What do you do when you have a situation where the owners are younger than the NHCE’s? Here’s an extreme case where the husband is 53, his wife is 45, and the only other participant is 56:
The only way to pass under New Comparability is to give the 56 year old $9,669 in contribution, which is 32% of compensation.
Consider the Triple-Stacked Match approach. Assuming that the NHCE defers 2% or $600, the Triple-Stacked approach is a 401(k) only approach with no Profit Sharing.

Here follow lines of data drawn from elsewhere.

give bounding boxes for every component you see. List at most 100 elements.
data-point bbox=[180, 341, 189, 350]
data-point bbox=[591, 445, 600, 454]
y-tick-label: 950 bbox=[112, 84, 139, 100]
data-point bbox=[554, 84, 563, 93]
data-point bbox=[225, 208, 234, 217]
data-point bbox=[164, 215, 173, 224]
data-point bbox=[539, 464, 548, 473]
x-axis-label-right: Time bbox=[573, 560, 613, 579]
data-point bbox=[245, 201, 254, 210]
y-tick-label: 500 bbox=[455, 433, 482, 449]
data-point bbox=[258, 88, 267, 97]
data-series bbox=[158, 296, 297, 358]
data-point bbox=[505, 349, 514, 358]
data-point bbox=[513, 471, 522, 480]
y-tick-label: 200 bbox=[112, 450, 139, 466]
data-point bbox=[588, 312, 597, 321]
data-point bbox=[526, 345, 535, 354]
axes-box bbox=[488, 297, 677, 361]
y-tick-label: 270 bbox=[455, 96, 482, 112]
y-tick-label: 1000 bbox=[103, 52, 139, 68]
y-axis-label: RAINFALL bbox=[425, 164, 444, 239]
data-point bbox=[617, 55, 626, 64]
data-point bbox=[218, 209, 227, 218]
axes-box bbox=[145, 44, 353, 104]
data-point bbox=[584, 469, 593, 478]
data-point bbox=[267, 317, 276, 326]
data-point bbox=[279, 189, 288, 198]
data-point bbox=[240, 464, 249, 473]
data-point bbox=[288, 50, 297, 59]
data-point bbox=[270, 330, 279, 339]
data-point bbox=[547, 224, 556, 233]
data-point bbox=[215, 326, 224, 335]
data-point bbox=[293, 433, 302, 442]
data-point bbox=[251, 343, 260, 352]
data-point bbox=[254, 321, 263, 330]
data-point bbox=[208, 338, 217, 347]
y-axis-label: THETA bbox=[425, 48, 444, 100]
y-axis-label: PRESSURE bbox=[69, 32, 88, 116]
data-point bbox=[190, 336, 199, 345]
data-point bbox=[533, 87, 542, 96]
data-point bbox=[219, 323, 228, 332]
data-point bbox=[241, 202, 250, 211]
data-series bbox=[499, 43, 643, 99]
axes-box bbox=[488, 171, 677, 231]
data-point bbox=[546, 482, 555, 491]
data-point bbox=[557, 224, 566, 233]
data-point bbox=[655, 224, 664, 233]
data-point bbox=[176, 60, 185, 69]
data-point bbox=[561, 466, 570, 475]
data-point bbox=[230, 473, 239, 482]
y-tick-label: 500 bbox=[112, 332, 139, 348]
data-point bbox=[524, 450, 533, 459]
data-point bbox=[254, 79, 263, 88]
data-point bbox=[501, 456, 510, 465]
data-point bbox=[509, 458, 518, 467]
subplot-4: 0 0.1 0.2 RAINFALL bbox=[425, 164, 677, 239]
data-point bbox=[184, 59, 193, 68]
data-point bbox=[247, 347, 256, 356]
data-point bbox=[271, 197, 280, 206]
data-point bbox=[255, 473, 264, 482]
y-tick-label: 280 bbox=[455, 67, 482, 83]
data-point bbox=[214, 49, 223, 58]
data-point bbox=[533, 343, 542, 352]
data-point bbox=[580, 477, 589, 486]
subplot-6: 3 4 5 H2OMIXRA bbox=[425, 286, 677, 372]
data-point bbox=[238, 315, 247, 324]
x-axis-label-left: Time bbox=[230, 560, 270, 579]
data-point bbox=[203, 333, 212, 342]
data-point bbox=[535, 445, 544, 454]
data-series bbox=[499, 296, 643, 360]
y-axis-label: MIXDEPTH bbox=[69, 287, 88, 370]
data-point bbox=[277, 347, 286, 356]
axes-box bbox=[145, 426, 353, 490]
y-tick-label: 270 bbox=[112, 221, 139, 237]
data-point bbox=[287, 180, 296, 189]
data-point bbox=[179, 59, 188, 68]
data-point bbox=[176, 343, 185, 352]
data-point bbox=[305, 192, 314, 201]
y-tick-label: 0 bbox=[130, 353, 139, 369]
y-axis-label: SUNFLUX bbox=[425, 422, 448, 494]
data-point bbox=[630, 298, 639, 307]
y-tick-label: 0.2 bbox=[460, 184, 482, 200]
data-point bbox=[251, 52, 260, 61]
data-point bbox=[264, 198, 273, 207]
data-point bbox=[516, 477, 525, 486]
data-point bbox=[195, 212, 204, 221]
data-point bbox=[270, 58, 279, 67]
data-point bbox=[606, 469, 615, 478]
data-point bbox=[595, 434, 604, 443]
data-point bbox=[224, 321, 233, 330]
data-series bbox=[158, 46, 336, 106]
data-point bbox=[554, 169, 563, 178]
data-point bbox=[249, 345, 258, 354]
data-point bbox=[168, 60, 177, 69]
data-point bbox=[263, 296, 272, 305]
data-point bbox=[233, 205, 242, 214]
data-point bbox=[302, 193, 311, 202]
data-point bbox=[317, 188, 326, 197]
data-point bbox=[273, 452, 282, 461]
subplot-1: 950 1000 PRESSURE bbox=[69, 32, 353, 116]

The first match is a regular Safe Harbor match of 100% of the first 3% of pay plus 50% of the next 2% of pay (a maximum of 4% of pay). The second match is a discretionary match of 66.67% (2/3) of deferral up to 4% of considered earnings. The third match is a fixed match of 100% of pay up to a maximum of 5.1373%. The maximum in the third match happens to be the percentage that will maximize the owner. Note that because of the limit of 4% on the discretionary match and the less than 6% on the fixed match, our plan satisfies the Safe Harbor rules. The fixed and the discretionary match may be subject to vesting. However, this plan cannot impose hours or last day requirements.
Notice that in this illustration, the cost of the NHCE is only $1,600.
But what if the NHCE decides to take advantage of the match and makes a deferral of 6%? The NHCE cost jumps to $3,941. This, however, is still only 11.6% as opposed to the 32% New Comparability cost.
Despite involving some risk, the Triple-Stacked Match approach provides a cheaper alternative with the potentiality of significant employer savings.